Worst case there has been a performance regression -- but I do believe we have done experiments quite recently with 512000 points in 2 dimensions that ran in under a minute. My best guess is that there is some reason that your code is taking a bad code path. The other alternative is that, since we rely on space-trees for performance, and they are susceptible to bad data distributions, your data may just be problematic. Is it possible to share the data?

DataWaveAnalytics commented 7 years ago

Thank you @lmcinnes for your reply. I attached the data in this comment. Please, let me know if you can get a better performance. The format in the file is (space separated):

... [data.txt.zip](https://github.com/scikit-learn-contrib/hdbscan/files/1027554/data.txt.zip)
lmcinnes commented 7 years ago

Thanks for sharing the data -- it is very helpful. I so far only have equivocal news to report. On my linux desktop I saw similar to what you did with huge amounts of swapping (although it is a very basic machine and has very little RAM). On my macbook, however, everything went smoothly and the whole clustering run completed in about 30s. I'll have to dig a little deeper to see what the issue is.
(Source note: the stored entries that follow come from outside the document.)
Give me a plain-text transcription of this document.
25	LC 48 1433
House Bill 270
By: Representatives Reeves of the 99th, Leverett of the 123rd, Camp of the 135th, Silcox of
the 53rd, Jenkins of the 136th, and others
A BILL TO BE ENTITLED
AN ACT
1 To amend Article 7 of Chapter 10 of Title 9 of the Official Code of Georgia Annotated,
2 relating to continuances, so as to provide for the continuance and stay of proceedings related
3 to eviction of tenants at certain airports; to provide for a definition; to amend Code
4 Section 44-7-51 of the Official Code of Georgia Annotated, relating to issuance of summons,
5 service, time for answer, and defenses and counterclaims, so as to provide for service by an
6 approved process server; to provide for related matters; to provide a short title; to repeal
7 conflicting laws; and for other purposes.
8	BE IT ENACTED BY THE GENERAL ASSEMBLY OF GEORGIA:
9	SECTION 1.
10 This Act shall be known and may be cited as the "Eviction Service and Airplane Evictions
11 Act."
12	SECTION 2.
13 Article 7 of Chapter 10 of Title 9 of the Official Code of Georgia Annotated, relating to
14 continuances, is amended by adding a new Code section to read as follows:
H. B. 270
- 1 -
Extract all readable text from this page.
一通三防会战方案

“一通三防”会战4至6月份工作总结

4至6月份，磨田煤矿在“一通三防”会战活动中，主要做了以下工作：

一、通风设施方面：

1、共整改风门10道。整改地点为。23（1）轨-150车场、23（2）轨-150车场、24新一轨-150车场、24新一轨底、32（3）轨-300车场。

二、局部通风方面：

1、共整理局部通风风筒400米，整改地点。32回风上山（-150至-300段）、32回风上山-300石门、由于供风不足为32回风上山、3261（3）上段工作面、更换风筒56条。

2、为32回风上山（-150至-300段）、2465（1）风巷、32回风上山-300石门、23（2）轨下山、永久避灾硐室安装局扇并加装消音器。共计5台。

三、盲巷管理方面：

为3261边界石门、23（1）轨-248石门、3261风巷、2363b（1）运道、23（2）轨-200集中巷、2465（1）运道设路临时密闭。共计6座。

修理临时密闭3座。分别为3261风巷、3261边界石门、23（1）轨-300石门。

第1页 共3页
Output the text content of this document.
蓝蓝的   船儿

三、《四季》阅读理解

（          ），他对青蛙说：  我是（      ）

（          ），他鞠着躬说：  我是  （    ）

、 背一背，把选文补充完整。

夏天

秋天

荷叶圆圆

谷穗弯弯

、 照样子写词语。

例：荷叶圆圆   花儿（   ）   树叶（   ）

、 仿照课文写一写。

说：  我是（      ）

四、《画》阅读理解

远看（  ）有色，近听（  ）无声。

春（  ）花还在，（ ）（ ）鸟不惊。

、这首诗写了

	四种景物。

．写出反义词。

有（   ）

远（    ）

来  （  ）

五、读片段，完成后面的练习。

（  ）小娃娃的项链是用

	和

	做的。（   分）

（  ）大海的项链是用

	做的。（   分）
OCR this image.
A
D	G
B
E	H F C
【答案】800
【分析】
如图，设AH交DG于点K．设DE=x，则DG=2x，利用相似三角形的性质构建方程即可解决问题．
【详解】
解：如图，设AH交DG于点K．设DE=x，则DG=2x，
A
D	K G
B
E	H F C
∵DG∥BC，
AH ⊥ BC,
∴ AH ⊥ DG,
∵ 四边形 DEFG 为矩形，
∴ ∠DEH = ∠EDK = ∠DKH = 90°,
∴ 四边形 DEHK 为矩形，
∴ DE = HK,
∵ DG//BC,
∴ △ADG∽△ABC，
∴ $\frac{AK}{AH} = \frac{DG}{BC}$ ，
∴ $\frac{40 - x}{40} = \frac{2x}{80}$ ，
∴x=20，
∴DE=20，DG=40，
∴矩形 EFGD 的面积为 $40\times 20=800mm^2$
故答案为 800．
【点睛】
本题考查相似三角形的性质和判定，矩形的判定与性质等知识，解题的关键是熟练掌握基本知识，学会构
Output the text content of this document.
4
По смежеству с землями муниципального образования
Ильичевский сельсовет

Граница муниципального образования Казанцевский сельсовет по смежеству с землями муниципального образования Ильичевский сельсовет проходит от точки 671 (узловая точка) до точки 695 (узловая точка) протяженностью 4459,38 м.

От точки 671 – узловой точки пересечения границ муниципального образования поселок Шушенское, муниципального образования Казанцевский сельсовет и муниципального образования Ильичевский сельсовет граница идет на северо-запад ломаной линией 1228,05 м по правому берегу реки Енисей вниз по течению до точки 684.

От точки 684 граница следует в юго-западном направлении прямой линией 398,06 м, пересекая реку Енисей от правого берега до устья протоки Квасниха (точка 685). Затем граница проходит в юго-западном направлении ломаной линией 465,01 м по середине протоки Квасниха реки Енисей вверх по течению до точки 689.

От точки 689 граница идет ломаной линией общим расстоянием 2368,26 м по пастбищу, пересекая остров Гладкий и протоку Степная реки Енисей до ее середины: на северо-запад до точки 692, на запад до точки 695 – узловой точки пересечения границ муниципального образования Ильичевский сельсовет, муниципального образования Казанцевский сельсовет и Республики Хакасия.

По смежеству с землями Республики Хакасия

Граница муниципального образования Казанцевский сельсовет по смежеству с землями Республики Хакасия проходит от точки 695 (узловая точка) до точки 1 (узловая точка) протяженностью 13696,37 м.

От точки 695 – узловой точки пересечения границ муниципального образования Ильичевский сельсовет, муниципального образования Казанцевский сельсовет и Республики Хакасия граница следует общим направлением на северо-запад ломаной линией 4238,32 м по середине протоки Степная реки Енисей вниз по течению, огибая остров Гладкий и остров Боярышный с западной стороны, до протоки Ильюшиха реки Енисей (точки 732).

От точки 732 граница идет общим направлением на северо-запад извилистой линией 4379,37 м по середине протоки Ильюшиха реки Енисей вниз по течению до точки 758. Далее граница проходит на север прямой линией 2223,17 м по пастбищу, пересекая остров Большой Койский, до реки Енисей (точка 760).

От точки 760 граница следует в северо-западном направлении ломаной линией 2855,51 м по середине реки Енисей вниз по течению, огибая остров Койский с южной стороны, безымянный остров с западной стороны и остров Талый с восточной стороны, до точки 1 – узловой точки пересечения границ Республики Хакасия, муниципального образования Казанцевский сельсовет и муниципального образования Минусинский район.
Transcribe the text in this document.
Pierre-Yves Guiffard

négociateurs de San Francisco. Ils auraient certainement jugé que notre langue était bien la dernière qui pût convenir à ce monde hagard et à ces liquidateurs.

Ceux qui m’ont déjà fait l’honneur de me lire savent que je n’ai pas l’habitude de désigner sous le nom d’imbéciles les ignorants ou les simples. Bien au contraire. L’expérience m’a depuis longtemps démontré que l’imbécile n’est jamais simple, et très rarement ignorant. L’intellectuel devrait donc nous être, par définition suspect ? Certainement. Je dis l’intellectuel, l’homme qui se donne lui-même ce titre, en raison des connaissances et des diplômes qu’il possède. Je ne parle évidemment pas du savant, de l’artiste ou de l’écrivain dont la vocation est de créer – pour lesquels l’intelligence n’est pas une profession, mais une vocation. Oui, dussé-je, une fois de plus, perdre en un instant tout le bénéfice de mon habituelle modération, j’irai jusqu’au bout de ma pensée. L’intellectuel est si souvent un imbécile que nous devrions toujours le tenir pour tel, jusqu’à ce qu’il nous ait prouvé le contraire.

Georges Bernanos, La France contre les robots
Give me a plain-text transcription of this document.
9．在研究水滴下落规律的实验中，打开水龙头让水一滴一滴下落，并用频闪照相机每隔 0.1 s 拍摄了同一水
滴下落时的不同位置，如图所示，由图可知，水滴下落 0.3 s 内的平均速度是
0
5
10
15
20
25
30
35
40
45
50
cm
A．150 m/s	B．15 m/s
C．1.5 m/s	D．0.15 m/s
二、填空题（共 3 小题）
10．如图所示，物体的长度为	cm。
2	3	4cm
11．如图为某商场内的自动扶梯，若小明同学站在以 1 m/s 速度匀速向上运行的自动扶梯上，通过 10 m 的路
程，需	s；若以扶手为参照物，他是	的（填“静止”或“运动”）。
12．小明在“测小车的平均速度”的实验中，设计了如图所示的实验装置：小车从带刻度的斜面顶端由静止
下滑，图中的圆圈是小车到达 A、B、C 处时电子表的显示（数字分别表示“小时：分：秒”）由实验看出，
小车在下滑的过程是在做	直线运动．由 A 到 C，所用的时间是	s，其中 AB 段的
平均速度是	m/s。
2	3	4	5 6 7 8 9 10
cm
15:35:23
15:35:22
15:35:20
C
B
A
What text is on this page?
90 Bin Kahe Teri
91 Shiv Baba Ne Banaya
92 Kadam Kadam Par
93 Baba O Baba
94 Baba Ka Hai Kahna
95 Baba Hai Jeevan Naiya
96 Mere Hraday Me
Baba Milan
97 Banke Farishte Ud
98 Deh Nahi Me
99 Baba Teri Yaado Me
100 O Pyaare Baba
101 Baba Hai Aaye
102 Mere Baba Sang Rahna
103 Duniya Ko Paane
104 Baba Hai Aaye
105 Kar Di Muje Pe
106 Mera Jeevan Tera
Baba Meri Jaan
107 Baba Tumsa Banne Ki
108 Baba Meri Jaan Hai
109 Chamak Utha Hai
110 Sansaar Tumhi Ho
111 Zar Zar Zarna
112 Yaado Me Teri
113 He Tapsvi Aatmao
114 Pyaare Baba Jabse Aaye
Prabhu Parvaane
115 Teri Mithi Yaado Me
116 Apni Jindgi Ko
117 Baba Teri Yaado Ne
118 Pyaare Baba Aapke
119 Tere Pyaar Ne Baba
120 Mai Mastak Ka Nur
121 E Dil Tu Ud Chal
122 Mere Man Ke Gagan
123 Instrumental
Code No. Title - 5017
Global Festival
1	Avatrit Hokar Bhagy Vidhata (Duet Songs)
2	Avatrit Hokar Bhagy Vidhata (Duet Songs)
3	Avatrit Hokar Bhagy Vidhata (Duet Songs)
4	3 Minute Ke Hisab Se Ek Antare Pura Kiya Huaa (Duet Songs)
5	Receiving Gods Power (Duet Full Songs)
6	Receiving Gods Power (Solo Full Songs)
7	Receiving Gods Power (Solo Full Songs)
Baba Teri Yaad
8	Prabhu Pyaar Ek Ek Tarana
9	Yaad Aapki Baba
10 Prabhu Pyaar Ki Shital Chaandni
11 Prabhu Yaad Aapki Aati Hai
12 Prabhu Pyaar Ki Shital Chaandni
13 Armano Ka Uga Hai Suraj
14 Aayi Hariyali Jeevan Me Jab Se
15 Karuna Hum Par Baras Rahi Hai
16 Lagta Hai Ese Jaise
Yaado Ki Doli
lmcinnes commented 7 years ago

It seems to be related to min_samples being large (which, in turn, is set by min_cluster_size if not set explicitly), and relates to the core distance query which is handled by scikit-learn's KDTree, presumably using up memory in creating a large neighbour heap for each query point. I'll have to dig into this further later, but for now my recommendation is to try with min_samples set to 200 or less and you should see reasonable performance. Explicitly you want something like

clusterer = hdbscan.HDBSCAN(min_cluster_size=1000, min_samples=100)
clusterer.fit(data)

where you can vary min_cluster_size, but should make sure you keep min_samples specified and set to something small. Hopefully this is enough to get you over your immediate hurdles. I'll try to work out if we can improve performance for large min_samples values, but potentially that may be harder.

DataWaveAnalytics commented 7 years ago

I take the data from the snap repository. In particular, the dataset corresponds to this network. I applied the LINE and then LargeVis approaches to get the reductions.

It is intriguing that you cannot reproduce the behavior in your macbook, but anyway you'are right. After your recommendations to set min_samples with smaller values, I was able to get clustering results in 14 secs. for this data on my Linux machine. I hope you can include this behavior somewhere in your documentation. Thank you for your help.

lmcinnes commented 7 years ago

I will add it to the FAQ in the documentation. It comes down to the memory requirements for large min_samples values on large datasets. As soon as you use up enough memory to hit swap things go pretty badly.